Life insurers find hope in actuarial services

Chennai: With price wars in the Indian life insurance industry stepping in, new private insurers are looking at other avenues like actuarial services to beef up their revenues.

It is learnt that HDFC Standard Life Insurance is actively interested in this field. An email questionnaire and several long-distance calls made to HDFC Stan Life managing director and CEO Deepak M Satwalekar, though, were unfruitful.

One of the reasons touted by those in favour of allowing corporate actuaries practicing actuaries under corporate structure is that it throws up new business avenues for life insurance companies (See: ).

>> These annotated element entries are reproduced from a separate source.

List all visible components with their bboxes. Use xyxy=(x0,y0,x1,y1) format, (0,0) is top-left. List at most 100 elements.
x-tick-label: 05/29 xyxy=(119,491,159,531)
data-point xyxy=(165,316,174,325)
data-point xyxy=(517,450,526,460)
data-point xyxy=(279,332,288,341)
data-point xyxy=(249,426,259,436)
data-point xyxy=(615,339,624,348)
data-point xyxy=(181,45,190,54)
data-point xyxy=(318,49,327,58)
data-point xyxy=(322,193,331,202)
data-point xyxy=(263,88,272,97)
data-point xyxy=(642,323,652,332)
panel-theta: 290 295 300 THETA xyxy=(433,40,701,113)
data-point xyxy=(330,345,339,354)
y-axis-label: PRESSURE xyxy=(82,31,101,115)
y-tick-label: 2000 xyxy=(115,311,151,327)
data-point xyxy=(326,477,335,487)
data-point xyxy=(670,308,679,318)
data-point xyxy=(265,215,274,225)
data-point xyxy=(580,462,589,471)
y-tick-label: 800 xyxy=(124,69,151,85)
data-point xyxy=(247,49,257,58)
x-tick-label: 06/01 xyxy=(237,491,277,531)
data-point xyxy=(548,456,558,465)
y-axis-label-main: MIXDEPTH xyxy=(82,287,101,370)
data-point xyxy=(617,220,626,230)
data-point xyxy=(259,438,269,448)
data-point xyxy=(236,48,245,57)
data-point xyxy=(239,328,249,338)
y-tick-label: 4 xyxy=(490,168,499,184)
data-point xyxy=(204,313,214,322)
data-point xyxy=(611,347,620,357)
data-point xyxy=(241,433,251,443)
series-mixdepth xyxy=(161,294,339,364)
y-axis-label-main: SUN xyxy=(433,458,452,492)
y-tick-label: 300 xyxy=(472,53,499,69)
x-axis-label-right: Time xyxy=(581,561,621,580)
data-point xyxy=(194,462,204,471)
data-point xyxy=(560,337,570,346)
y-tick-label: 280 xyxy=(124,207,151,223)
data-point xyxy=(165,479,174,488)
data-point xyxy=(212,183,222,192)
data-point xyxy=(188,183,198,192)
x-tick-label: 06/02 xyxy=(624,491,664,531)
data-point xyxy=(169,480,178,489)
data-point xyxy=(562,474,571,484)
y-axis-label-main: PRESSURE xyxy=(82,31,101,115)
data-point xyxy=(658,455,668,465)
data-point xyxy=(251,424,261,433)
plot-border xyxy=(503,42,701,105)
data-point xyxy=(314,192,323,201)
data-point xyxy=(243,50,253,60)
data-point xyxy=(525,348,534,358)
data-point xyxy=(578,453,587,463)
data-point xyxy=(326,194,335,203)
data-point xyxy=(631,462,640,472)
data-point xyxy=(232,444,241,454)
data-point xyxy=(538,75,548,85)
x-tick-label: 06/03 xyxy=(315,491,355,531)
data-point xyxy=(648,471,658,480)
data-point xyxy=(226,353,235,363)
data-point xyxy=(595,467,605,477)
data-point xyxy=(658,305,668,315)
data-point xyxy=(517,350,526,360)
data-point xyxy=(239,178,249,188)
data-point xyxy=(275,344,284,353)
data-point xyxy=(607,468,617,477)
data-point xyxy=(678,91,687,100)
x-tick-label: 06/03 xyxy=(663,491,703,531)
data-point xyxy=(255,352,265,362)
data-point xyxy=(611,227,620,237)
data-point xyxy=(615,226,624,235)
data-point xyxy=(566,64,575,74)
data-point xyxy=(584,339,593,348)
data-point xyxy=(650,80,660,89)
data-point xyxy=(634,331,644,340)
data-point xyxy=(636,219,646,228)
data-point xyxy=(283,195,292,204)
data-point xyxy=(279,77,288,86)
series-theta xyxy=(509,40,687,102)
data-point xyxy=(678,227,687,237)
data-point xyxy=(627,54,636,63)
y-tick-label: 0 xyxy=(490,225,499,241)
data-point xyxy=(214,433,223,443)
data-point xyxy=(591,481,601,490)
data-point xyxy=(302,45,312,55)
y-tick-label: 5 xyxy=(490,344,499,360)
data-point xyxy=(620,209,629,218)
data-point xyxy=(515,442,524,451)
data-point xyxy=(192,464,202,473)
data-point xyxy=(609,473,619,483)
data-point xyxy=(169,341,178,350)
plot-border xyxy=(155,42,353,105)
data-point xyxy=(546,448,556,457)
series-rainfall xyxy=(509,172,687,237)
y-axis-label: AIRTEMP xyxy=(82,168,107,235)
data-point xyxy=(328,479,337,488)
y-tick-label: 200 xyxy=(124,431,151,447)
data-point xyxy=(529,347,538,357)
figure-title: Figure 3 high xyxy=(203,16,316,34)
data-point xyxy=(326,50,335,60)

While lobbying is on to make the actuarial profession distinctively different to allow corporate actuarial entities, it is doubtful whether life insurance companies employing actuaries can enter the field. Can a company incorporated with the main object of doing insurance business be treated as one carrying on actuarial practice? This is the question doing the rounds.

Answers Actuarial Society of India president Nalin R Kapadia: "As per the advice of a Supreme Court advocate, an insurance company whose primary business is to undertake insurance activity can by no stretch of imagination be treated as a company carrying on an actuarial practice. Therefore, when it issues a letter of confirmation, as required by the Accounting Standard 15 of the Institute of Chartered Accountants of India, it cannot be said that the insurance company is carrying on the practice of an actuary."

"Further, there will be a clash of interests if life insurers are allowed to offer actuarial services," warns an actuary. The premium income from corporate clients will start playing a part with life insurers while certifying the gratuity fund valuations.

Industry sources say LIC was strictly warned by the finance ministry to stay away from such services decades back. Will the ministry stick to its stand or play a different tune? It depends on the lobbying strength of those in favour of corporate actuaries.

But with scams like UTI, Enron, WorldCom and others, it is expected that the finance ministry will play it safe and not be adventurous.